Since the network is switching to using a leveldb store of utxos now, we can easily make this estimate.  I'll ignore for now the fact that we're actually using a tree of tries.  Assuming we're actually storing 256-way macro-nodes, and that the trie is well-balanced (lots of hashes, should be), then for a set of N = 256^L utxos, a branch will have L macro-nodes plus the root to retrieve from/update to disk, instead of just the utxo like we do now.  But it makes sense to cache the root and first level of macro-nodes, and have a "write-back cache policy", where we only do periodic writes, so that the root and first level writes are done only once per batch.  So for a batch size >> 256, we have more like L - 1 disk operations to do per utxo retrieval/update, or L - 2 more than we do now.  That's only one extra disk operation per retrieval/update with L = 3, or N = ~17M utxos total.  Due to the extreme sparsity, it probably doesn't make much sense to permanently cache beyond the first level of macro-nodes (16 levels of bitwise nodes ~2*2^16*(2*32 + 2*8 ) bytes (2*2^16 nodes, 32 bytes per hash, 8 bytes per pointer)  ~ 10MB of permanently cached data), since any macro-nodes in the next level can be expected to be accessed during a batch of, say 10,000 writes, roughly 1/256^2 * 10,000 ~ 0.15 times.  So additional memory requirements should stay pretty low, depending on how often writes are done.

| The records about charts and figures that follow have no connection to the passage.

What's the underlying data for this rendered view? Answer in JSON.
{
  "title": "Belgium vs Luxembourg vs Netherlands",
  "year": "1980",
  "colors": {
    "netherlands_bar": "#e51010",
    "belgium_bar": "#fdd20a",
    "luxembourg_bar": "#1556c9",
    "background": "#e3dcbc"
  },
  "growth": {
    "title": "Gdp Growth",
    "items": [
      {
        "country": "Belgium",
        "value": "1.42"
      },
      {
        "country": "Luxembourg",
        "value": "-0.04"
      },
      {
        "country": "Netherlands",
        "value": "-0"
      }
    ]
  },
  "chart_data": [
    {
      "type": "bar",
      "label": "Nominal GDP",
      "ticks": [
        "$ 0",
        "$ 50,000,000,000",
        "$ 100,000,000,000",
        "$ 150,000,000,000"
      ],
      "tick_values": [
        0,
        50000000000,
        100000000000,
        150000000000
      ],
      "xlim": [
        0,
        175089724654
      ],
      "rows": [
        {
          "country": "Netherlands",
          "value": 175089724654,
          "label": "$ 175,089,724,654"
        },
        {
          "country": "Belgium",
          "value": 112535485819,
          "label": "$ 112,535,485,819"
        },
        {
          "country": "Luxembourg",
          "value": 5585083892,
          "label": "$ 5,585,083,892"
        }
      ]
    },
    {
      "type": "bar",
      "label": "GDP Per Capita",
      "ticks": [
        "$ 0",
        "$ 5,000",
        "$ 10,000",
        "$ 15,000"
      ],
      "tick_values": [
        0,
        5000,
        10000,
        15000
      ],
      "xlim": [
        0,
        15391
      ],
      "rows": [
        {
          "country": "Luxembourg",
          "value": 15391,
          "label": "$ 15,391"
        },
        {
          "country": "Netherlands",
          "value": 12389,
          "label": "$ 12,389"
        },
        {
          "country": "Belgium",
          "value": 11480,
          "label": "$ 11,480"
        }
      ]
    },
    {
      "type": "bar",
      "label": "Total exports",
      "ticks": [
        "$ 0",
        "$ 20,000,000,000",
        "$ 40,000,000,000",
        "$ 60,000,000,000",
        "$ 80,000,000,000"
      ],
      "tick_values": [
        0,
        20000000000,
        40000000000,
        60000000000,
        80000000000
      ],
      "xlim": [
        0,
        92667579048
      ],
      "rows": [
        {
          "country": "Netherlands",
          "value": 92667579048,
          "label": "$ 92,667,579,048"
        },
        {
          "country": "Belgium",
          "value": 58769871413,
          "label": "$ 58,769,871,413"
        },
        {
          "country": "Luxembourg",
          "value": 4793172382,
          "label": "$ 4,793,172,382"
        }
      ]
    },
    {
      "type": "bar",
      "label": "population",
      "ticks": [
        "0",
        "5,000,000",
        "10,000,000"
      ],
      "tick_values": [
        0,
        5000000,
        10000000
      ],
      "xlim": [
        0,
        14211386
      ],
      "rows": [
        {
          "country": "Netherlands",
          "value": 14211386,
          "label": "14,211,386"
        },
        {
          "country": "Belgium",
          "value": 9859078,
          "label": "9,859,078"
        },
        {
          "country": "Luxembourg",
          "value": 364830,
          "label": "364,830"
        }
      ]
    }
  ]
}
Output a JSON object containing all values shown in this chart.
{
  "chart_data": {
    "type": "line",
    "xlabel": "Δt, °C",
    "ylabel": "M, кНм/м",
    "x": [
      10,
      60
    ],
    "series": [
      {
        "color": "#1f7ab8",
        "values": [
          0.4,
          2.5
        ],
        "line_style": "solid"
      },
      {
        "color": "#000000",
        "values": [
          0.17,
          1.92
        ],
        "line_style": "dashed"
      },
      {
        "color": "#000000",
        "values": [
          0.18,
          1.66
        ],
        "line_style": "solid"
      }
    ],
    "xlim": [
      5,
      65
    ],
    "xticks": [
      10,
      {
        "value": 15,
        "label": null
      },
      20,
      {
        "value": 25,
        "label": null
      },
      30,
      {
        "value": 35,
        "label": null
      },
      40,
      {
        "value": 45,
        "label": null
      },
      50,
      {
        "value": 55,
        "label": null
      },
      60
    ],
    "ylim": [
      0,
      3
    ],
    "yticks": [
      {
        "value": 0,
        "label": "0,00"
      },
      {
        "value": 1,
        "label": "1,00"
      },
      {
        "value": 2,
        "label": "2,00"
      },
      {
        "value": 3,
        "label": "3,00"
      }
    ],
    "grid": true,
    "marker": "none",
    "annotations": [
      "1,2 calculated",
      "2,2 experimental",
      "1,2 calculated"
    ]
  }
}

I guess to do it properly and not assume the trie is perfectly balanced, we would have a "LFU cache policy", where we track the frequency with which macro-nodes are accessed, and throw out during writes the least frequently used ones, keeping some desired number of those most frequently used.

Disk operations are almost certainly the bottleneck in this proposal, but they aren't in the main client, so it's possible that this wouldn't add much in the way of noticeable overhead.

Is my math correct?  (There was a small mistake I fixed in an edit.)
259  Bitcoin / Development & Technical Discussion / Re: Ultimate blockchain compression w/ trust-free lite nodes on: January 17, 2013, 11:25:02 AM
I was thinking rather than use a Merkle tree at each trie node for verifying the presence of a child, we could use a bitwise trie instead, since it would have faster updates due to always being balanced and not having to sort.  This would also speed up lookups, since we wouldn't have to traverse through a linked list of pointers at each node.

But then we've just arrived in a roundabout sort of way at the whole trie being essentially a bitwise trie, since the nodes in the original trie with 256 bit keysize overlap exactly with subtries of the bitwise trie.

Was there a reason for not proposing a single bit keysize from the start?  I thought about it a while back, but disregarded it for some reason I can't recall.
260  Bitcoin / Development & Technical Discussion / Re: Ultimate blockchain compression w/ trust-free lite nodes on: January 03, 2013, 12:48:18 AM
Am I neglecting anything?
Maybe just that for privacy reasons, instead of a request for txouts for a specific address, a lightweight client would probably want to submit a bloom filter to its peer that would yield enough false positives to obfuscate his ownership of the address.